Google has updated yet another one of its products to work better on Apple's iPhone. On Thursday the company launched a new version of its Translate service that lets anyone convert their native tongue into one of the other 23 available languages.
The service has been reworked mainly to appeal to travelers who don't want to carry around phrase books and have their mobile phones with them anyway. In a post about the update, Google software engineer Allen Hutchison notes that the tool uses as minimal an amount of data as possible, so it won't break the bank while you're abroad and incur massive data roaming charges from your carrier. Hutchison says the general number of translations is anywhere between 200-400 per 1MB of data, which is quite a few considering data can cost you at least $0.005 per KB while abroad (depending your carrier).
The tool also keeps track of all your previous entries, so each time you come back to the page, your past translations will be there. You can get it to go back and re-translate them all to another language without getting rid of the old ones.
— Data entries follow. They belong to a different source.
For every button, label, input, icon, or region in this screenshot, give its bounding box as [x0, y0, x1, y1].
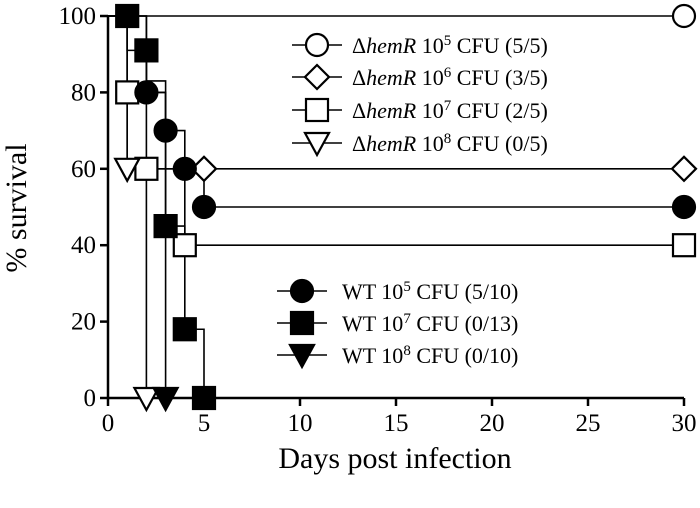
- data-point-series-5: [134, 38, 159, 63]
- legend-label-part: 7: [403, 311, 411, 327]
- legend-label-part: WT 10: [342, 311, 403, 336]
- x-tick-label: 25: [576, 410, 601, 437]
- legend-label: ΔhemR 106 CFU (3/5): [352, 65, 548, 90]
- legend-label-part: 6: [444, 65, 452, 81]
- x-tick-label: 20: [480, 410, 505, 437]
- legend-label-part: 10: [416, 33, 444, 58]
- legend-label-part: CFU (0/13): [411, 311, 519, 336]
- data-point-series-5: [172, 317, 197, 342]
- data-point-series-5: [115, 3, 140, 29]
- data-point-series-5: [153, 214, 178, 239]
- data-point-series-5: [191, 385, 217, 411]
- legend-label-part: CFU (2/5): [451, 98, 548, 123]
- legend-label-part: 10: [416, 65, 444, 90]
- legend-marker: [303, 131, 331, 158]
- legend-label-part: WT 10: [342, 343, 403, 368]
- legend-label-part: Δ: [352, 98, 366, 123]
- y-tick-label: 40: [71, 232, 96, 259]
- legend-marker: [288, 343, 316, 370]
- legend-label-part: hemR: [366, 131, 417, 156]
- y-axis-title: % survival: [0, 143, 33, 272]
- data-point-series-4: [153, 118, 178, 143]
- legend-label-part: Δ: [352, 33, 366, 58]
- legend-label-part: hemR: [366, 33, 417, 58]
- legend-label: ΔhemR 105 CFU (5/5): [352, 33, 548, 58]
- data-point-series-4: [134, 80, 159, 105]
- legend: ΔhemR 105 CFU (5/5)ΔhemR 106 CFU (3/5)Δh…: [277, 32, 548, 370]
- legend-marker: [304, 32, 330, 58]
- legend-label-part: hemR: [366, 98, 417, 123]
- series-markers: [113, 3, 698, 413]
- legend-label: ΔhemR 107 CFU (2/5): [352, 98, 548, 123]
- legend-label: WT 107 CFU (0/13): [342, 311, 518, 336]
- y-tick-label: 80: [71, 79, 96, 106]
- data-point-series-4: [191, 194, 217, 220]
- y-tick-label: 60: [71, 156, 96, 183]
- data-point-series-4: [172, 156, 197, 181]
- legend-label-part: Δ: [352, 131, 366, 156]
- data-point-series-3: [113, 157, 142, 184]
- legend-label-part: 8: [403, 343, 411, 359]
- x-tick-label: 0: [102, 410, 115, 437]
- legend-label: WT 108 CFU (0/10): [342, 343, 518, 368]
- legend-label-part: CFU (5/10): [411, 279, 519, 304]
- legend-label-part: CFU (5/5): [451, 33, 548, 58]
- x-tick-label: 10: [288, 410, 313, 437]
- series-line-6: [108, 15, 167, 398]
- data-point-series-2: [134, 156, 159, 181]
- legend-label: ΔhemR 108 CFU (0/5): [352, 131, 548, 156]
- legend-label-part: CFU (3/5): [451, 65, 548, 90]
- legend-label-part: CFU (0/5): [451, 131, 548, 156]
- data-point-series-2: [172, 233, 197, 258]
- legend-label-part: 8: [444, 131, 452, 147]
- legend-label-part: CFU (0/10): [411, 343, 519, 368]
- legend-marker: [304, 97, 330, 123]
- legend-label-part: Δ: [352, 65, 366, 90]
- legend-marker: [303, 63, 331, 91]
- legend-label-part: 10: [416, 131, 444, 156]
- legend-label: WT 105 CFU (5/10): [342, 279, 518, 304]
- data-point-series-6: [151, 386, 180, 413]
- data-point-series-3: [132, 386, 161, 413]
- data-point-series-4: [671, 194, 697, 220]
- y-tick-label: 100: [59, 3, 97, 30]
- legend-label-part: 10: [416, 98, 444, 123]
- x-tick-label: 30: [672, 410, 697, 437]
- legend-marker: [289, 278, 315, 304]
- legend-label-part: WT 10: [342, 279, 403, 304]
- data-point-series-0: [671, 3, 697, 29]
- y-tick-label: 0: [84, 385, 97, 412]
- legend-label-part: 7: [444, 98, 452, 114]
- legend-label-part: 5: [444, 33, 452, 49]
- x-axis-title: Days post infection: [278, 442, 511, 475]
- legend-label-part: hemR: [366, 65, 417, 90]
- x-tick-label: 15: [384, 410, 409, 437]
- data-point-series-1: [670, 155, 698, 183]
- x-tick-label: 5: [198, 410, 211, 437]
- data-point-series-2: [671, 233, 697, 258]
- y-tick-label: 20: [71, 309, 96, 336]
- legend-label-part: 5: [403, 279, 411, 295]
- legend-marker: [289, 310, 315, 336]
Also, in case you're trying to use it as a tool to communicate with someone else (without slaughtering any pronunciations) you can reverse the two languages on the fly, letting someone else type using their own language as long as it matches your phone's selected character set.
Still missing from the mobile version of Translate is the site translator and the dictionary utility that pulls up full word definitions and commonly used phrases that surround them, the former being useful for hitting local hotel or attraction sites while out on the go.